Marchers at Taipei Pride. Photograph: Sam Yeh/Getty Images

The measures “piggyback” on existing technology – such as mobile phone mast triangulation and SMS warning systems for earthquakes – to alert people to infection risks nearby, said Tang, a former civic hacker and well-known advocate of open democracy. They don’t collect any data they weren’t collecting pre-pandemic, Tang added.

Other countries have balked at proposals far less intrusive than those that Taiwanese people accept. Cheng said there had been a lot of discussion about whether the state had gone too far but acknowledged that it had been responsive to concerns.

In a policy study published in October, Cheng and her co-author suggested the Taiwanese government’s landslide election win in January gave it the political capital to maximise its response, and perhaps even to overreact. “I think social trust is the key to the success of Taiwan’s virus control,” she said. It’s an interactive process. The government has done a lot to make the information more public and open, and so in turn the public trust the government’s actions.”

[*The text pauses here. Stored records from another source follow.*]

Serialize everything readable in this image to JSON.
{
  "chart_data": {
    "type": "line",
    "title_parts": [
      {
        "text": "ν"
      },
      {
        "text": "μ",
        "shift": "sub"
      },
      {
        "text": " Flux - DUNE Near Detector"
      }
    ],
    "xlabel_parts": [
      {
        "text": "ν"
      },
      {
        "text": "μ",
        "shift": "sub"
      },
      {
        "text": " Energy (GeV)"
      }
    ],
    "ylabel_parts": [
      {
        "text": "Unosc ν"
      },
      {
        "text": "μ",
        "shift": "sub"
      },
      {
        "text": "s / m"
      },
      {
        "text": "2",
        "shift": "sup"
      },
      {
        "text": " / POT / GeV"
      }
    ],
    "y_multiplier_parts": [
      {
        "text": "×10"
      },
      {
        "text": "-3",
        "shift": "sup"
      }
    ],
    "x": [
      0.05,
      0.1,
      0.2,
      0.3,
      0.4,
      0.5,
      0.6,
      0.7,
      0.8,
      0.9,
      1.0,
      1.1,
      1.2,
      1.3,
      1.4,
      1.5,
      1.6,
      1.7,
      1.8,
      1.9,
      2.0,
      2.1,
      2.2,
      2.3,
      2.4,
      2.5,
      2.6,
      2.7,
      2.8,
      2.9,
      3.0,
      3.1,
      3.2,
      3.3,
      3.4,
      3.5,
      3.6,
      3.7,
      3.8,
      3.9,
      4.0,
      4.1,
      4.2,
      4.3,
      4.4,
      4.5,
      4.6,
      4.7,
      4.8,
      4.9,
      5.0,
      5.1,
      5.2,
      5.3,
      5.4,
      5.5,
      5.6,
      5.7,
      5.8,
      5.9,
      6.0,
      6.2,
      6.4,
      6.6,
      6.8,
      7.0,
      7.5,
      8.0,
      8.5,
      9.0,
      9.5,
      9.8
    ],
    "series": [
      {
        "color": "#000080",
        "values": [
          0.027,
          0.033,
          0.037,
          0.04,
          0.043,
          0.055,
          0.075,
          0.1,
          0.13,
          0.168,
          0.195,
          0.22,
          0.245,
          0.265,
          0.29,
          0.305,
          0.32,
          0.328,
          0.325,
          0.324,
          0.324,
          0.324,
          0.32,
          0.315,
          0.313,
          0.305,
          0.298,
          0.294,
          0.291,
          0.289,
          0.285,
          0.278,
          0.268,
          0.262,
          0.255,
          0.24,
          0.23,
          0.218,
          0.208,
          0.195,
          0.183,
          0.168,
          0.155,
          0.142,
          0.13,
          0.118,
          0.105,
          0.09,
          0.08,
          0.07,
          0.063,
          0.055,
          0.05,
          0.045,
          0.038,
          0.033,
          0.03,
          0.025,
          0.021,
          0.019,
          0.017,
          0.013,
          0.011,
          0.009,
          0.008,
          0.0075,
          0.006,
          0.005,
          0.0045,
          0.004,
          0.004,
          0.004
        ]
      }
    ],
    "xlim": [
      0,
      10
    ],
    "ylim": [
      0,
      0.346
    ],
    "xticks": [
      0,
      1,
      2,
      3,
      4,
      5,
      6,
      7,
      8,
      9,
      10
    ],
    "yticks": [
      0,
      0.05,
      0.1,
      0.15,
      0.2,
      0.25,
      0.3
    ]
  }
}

Taiwanese society was not unchanged by the pandemic. While Taiwan’s tech exports rose in a world full of people stuck at home with their devices, the local economy suffered. The Taiwanese government has passed financial measures worth billions of pounds.

Tang said habits formed in the early months, like contactless payments and online food deliveries, boosted e-commerce but hurt sectors that rely on face-to-face interaction. In response, the government launched a programme selling NT$3,000 (£80) shopping vouchers for $1,000.

“That rebuilt the habits of spending outside of one’s home, and rebuilt the economy based on face-to-face transactions, like night markets,” Tang said.

Now, Taipei’s shops and markets are heaving. People browse, busk and greet each other with handshakes and hugs. It feels normal.

Tang said the government’s willingness to listen to expertise outside its inner circle was key. It helped that the vice president at the time of the outbreak was Chen Chien-jen, an epidemiologist, but there was also “a larger culture that says we trust the wisdom at the edges and the frontline”.

Back at the parade, the afternoon sun bounced off the blue sequins of Diva Wei’s ballgown as she and Daniel Lin waited to start marching, something they were conscious was open to few others around the world.

“I feel this is the marvellous outcome of our government’s policy and the collaboration from society,” said Lin. “It’s so great.”